In 2011, the G20 launched a plan to foster international coordination and transparency regarding food production. The platform for this effort is the Agriculture Market Information System, or AMIS, which assesses global food supplies with the aim of preventing or preparing for market shocks and uncertainty. AMIS relies on agricultural experts who provide regional market and policy information. It also relies, crucially, on geoscience data. Those data are provided by GEOGLAM (Group on Earth Observations Global Agricultural Monitoring Initiative), the other half of the G20’s initiative. Operated by the University of Maryland, GEOGLAM monitors crop health via satellite observations.

Brazil’s national agriculture agency, Conab, for example, became a GEOGLAM partner in 2018 and now incorporates these Earth observations into its national crop assessments provided to farmers. In Zambia and Zimbabwe, GEOGLAM works with the national agricultural ministries to create high-resolution cropland masks by combining Sentinel-2 observations with information crowdsourced from locals. By collaborating to build a food production information system based on high-quality Earth science and local expertise, farmers and everyone else along the food supply chain are gaining access to information that can help them prevent acute food insecurity before it strikes.

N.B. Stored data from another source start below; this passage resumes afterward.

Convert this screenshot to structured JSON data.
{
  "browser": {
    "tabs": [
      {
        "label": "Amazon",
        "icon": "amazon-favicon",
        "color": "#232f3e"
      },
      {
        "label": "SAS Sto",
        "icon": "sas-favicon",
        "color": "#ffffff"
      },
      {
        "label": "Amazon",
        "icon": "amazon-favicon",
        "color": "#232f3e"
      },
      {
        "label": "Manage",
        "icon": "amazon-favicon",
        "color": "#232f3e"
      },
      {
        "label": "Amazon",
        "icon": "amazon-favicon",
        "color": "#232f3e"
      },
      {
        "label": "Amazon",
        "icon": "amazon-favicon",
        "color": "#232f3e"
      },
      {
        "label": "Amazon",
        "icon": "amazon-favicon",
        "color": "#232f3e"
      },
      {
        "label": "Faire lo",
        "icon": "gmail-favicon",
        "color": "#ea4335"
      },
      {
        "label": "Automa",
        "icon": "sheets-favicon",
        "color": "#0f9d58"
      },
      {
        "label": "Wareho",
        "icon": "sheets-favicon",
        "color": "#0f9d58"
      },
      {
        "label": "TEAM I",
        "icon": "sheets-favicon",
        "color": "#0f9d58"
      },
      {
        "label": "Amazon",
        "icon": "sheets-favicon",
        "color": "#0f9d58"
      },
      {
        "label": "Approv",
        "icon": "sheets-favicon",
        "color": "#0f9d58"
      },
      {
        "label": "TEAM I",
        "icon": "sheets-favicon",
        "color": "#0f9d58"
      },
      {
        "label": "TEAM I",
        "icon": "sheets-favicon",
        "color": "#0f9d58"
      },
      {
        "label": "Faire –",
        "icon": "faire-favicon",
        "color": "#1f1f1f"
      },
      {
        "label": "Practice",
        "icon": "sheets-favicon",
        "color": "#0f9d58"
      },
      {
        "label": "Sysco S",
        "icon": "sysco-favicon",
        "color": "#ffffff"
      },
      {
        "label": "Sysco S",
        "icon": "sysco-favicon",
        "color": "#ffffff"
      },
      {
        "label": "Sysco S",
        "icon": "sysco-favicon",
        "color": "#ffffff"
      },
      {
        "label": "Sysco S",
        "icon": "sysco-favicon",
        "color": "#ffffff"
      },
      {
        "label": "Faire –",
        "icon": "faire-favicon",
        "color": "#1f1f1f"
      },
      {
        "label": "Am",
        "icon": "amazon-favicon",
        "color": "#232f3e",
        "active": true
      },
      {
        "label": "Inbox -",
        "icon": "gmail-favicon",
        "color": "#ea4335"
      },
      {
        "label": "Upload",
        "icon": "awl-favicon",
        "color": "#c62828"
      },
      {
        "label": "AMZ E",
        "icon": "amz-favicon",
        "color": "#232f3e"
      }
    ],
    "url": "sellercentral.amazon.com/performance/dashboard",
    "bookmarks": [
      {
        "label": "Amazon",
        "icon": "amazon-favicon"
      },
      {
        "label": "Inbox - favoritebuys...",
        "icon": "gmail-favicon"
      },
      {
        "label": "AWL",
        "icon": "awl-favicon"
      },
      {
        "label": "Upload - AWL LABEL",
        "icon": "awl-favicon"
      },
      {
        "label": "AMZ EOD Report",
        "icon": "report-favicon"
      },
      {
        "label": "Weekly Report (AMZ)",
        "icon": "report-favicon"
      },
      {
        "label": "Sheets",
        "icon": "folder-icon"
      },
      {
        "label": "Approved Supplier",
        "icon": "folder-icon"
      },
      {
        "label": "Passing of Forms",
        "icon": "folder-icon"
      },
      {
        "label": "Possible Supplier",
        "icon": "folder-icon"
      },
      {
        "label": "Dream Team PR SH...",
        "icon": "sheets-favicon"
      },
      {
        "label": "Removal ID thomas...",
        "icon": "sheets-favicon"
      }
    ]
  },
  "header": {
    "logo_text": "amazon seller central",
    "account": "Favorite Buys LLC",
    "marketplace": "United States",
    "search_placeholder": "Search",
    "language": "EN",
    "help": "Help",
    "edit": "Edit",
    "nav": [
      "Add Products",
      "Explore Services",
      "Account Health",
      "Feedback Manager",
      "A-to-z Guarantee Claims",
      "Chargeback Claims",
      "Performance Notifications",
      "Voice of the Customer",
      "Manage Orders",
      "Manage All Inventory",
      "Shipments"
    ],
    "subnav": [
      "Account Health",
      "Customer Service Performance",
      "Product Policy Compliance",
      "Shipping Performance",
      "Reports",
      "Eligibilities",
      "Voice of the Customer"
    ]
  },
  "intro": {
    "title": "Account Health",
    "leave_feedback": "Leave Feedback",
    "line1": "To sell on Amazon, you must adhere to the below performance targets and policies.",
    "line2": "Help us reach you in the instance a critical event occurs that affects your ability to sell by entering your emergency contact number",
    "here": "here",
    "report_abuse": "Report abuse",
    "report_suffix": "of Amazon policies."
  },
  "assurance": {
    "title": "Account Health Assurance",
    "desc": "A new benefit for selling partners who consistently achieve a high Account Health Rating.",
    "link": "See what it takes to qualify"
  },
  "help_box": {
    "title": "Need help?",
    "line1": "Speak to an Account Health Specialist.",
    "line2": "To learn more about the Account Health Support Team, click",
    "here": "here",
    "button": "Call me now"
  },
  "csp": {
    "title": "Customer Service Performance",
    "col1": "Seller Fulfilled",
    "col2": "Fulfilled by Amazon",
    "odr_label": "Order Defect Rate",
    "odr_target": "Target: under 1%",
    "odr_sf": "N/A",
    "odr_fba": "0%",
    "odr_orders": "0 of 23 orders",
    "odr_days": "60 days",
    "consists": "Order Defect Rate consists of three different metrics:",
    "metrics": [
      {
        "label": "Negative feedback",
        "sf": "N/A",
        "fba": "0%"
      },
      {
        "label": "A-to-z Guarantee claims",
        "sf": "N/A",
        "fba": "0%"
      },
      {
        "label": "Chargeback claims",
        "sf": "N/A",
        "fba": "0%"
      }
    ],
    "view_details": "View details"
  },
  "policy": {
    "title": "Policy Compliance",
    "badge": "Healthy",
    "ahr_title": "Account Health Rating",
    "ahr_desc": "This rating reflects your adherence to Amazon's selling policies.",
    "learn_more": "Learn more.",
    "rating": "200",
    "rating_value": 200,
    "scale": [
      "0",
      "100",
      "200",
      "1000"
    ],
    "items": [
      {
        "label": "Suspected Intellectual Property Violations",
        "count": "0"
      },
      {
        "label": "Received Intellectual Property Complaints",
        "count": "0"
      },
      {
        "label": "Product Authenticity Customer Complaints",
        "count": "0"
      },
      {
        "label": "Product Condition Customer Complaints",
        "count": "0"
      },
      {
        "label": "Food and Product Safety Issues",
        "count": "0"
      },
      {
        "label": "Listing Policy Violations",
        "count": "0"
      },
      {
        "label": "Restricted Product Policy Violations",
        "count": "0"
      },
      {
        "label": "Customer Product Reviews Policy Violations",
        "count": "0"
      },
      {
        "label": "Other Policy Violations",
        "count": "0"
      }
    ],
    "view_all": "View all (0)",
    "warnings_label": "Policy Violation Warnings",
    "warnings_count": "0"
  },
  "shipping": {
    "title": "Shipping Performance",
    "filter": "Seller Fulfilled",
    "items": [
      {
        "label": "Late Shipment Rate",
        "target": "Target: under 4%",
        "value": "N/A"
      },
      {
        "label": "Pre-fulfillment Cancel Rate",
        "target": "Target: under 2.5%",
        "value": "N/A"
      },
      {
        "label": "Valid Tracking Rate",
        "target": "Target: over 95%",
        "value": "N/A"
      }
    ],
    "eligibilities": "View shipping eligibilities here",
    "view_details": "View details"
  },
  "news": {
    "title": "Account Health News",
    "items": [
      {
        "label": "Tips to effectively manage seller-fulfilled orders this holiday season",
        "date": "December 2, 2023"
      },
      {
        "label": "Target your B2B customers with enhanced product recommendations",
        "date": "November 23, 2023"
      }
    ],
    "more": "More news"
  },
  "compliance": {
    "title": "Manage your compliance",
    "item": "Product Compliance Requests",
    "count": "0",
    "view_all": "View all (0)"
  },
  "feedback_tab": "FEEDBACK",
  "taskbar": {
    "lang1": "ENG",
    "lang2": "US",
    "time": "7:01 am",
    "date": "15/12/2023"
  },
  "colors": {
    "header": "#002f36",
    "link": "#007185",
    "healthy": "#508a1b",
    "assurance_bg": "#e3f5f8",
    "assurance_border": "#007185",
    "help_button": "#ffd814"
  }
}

Field-level information products that incorporate remote sensing data are being developed by Kenya-based Pula. The company offers affordable insurance to small farmers across Africa and the Middle East. The insurance protects livelihoods when drought, floods, locust swarms, or other events damage crops or prevent germination. Locals use smartphone apps to report crop production information, which the company merges with geospatial observations. Pula then uses those apps to provide targeted agronomy consulting, as well as alerts about weather, pests, and disease. Pula reports that the number of insured farmers in Kenya has grown from 1,000 to 10,000 in about 3 years. The company has thus far paid out approximately US$766,000 for crop losses, and around 80% of households report using part of those insurance funds to purchase food.

Earth observations, of course, are useful only if they can provide meaningful information. Radiant Earth Foundation is developing machine learning methods to analyse and classify observations from the Sentinel-2 satellite. The organisation is building an open library of spatially specific field data through partnerships, such as a data set of 319 farming plots in Kenya that combines Earth observations with on-the-ground surveys.

Coordination and engagement among these efforts is critical to improving our understanding of the Earth system and to providing real benefits to smallholders and the vulnerable communities they serve. Scientists engaged in these and other efforts to link Earth system science to food security outcomes should encourage further discussion across funding agencies, governments, universities, and scientists and work to bring in additional partners who can help deliver timely and reliable information, insights, and technology. The push to deliver more and better information about food security is literally a life-or-death proposition.